Indeed, he’s clearly compounded his interest and efforts in advocacy, his avowed favorite aspect of his career.


Photo of Dr. Bumann with pediatric dental residents
Advocacy: Aaron Bumann, D.D.S., advocates for children's oral health with pediatric dental residents in 2023.

Dr. Bumann serves as a public policy advocate for Missouri with the American Academy of Pediatric Dentistry and as an action team leader for the Missouri Dental Association and American Dental Association. He served on the Medicaid Subcommittee at the Missouri Coalition for Oral Health. Their efforts, conjoined with others’ throughout the state, sparked policy changes, particularly increasing woefully low Medicaid dental provider rates up to commercial level rates.

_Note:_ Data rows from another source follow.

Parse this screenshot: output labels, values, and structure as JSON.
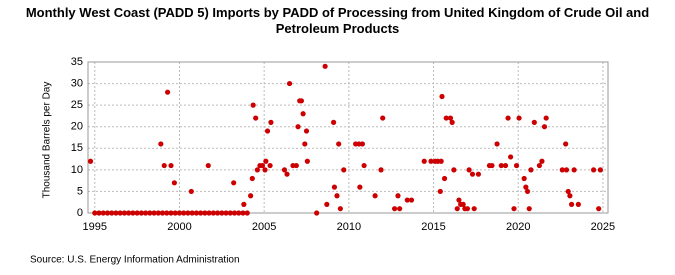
{
  "chart_data": {
    "type": "scatter",
    "title": "Monthly West Coast (PADD 5) Imports by PADD of Processing from United Kingdom of Crude Oil and Petroleum Products",
    "y_label": "Thousand Barrels per Day",
    "source": "Source: U.S. Energy Information Administration",
    "color": "#cc0000",
    "grid": true,
    "xlim": [
      1994.6,
      2025.3
    ],
    "xticks": [
      1995,
      2000,
      2005,
      2010,
      2015,
      2020,
      2025
    ],
    "ylim": [
      0,
      35
    ],
    "yticks": [
      0,
      5,
      10,
      15,
      20,
      25,
      30,
      35
    ],
    "x": [
      1994.75,
      1995.0,
      1995.25,
      1995.5,
      1995.75,
      1996.0,
      1996.25,
      1996.5,
      1996.75,
      1997.0,
      1997.25,
      1997.5,
      1997.75,
      1998.0,
      1998.25,
      1998.5,
      1998.75,
      1999.0,
      1999.25,
      1999.5,
      1999.75,
      2000.0,
      2000.25,
      2000.5,
      2000.75,
      2001.0,
      2001.25,
      2001.5,
      2001.75,
      2002.0,
      2002.25,
      2002.5,
      2002.75,
      2003.0,
      2003.25,
      2003.5,
      2003.75,
      2004.0,
      1998.9,
      1999.1,
      1999.3,
      1999.5,
      1999.7,
      2000.7,
      2001.7,
      2003.2,
      2003.8,
      2004.2,
      2004.3,
      2004.35,
      2004.5,
      2004.6,
      2004.75,
      2004.9,
      2005.05,
      2005.1,
      2005.2,
      2005.35,
      2005.4,
      2006.2,
      2006.35,
      2006.5,
      2006.7,
      2006.9,
      2007.0,
      2007.1,
      2007.2,
      2007.3,
      2007.4,
      2007.5,
      2007.55,
      2008.1,
      2008.6,
      2008.7,
      2009.1,
      2009.15,
      2009.3,
      2009.4,
      2009.5,
      2009.7,
      2010.4,
      2010.6,
      2010.65,
      2010.8,
      2010.9,
      2011.55,
      2011.9,
      2012.0,
      2012.7,
      2012.9,
      2013.0,
      2013.45,
      2013.7,
      2014.45,
      2014.85,
      2015.1,
      2015.25,
      2015.4,
      2015.45,
      2015.5,
      2015.65,
      2015.75,
      2016.0,
      2016.1,
      2016.2,
      2016.4,
      2016.5,
      2016.6,
      2016.75,
      2016.85,
      2017.0,
      2017.1,
      2017.3,
      2017.4,
      2017.65,
      2018.3,
      2018.45,
      2018.75,
      2019.0,
      2019.25,
      2019.4,
      2019.55,
      2019.75,
      2019.9,
      2020.05,
      2020.35,
      2020.45,
      2020.55,
      2020.65,
      2020.75,
      2020.95,
      2021.25,
      2021.4,
      2021.55,
      2021.65,
      2022.6,
      2022.8,
      2022.85,
      2022.95,
      2023.05,
      2023.15,
      2023.3,
      2023.55,
      2024.45,
      2024.75,
      2024.85
    ],
    "values": [
      12,
      0,
      0,
      0,
      0,
      0,
      0,
      0,
      0,
      0,
      0,
      0,
      0,
      0,
      0,
      0,
      0,
      0,
      0,
      0,
      0,
      0,
      0,
      0,
      0,
      0,
      0,
      0,
      0,
      0,
      0,
      0,
      0,
      0,
      0,
      0,
      0,
      0,
      16,
      11,
      28,
      11,
      7,
      5,
      11,
      7,
      2,
      4,
      8,
      25,
      22,
      10,
      11,
      11,
      10,
      12,
      19,
      11,
      21,
      10,
      9,
      30,
      11,
      11,
      20,
      26,
      26,
      23,
      16,
      19,
      12,
      0,
      34,
      2,
      21,
      6,
      4,
      16,
      1,
      10,
      16,
      16,
      6,
      16,
      11,
      4,
      10,
      22,
      1,
      4,
      1,
      3,
      3,
      12,
      12,
      12,
      12,
      5,
      12,
      27,
      8,
      22,
      22,
      21,
      10,
      1,
      3,
      2,
      2,
      1,
      1,
      10,
      9,
      1,
      9,
      11,
      11,
      16,
      11,
      11,
      22,
      13,
      1,
      11,
      22,
      8,
      6,
      5,
      1,
      10,
      21,
      11,
      12,
      20,
      22,
      10,
      16,
      10,
      5,
      4,
      2,
      10,
      2,
      10,
      1,
      10
    ]
  }
}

Dr. Bumann spends much of his time as a private practice pediatric dentist in Kansas City, Missouri, and has previously lectured as an adjunct professor at the University of Missouri, Kansas City to dental students about pediatric dentistry, personal finance and advocacy. He occasionally delivers “lunch lectures” at the university on topics such as advocacy, organized dentistry, Medicaid and ethics.

His wife, Erin Ealba Bumann, D.D.S., Ph.D., is also a dentist. They have two children: a son who is 5 and a daughter who is 4.

“My wife is a D.D.S./Ph.D.,” he said. “She’s a pediatric dentist as well, so she’s actually on faculty at the dental school here. That’s what brought us here — her faculty position. We were looking all over the country, and it just happened to be that this was the best place for us when the dust settled. We never thought we would live here, but it’s been a great place for us.”

When not working, Dr. Bumann golfs solo or with friends and colleagues. He otherwise can be found poolside with his family.

“We hang out, we swim, we chat,” he said. “My wife and I both enjoy cooking, so we spend a lot of time in the kitchen. Those are the things that to me matter the most — my time with my kids and my family.”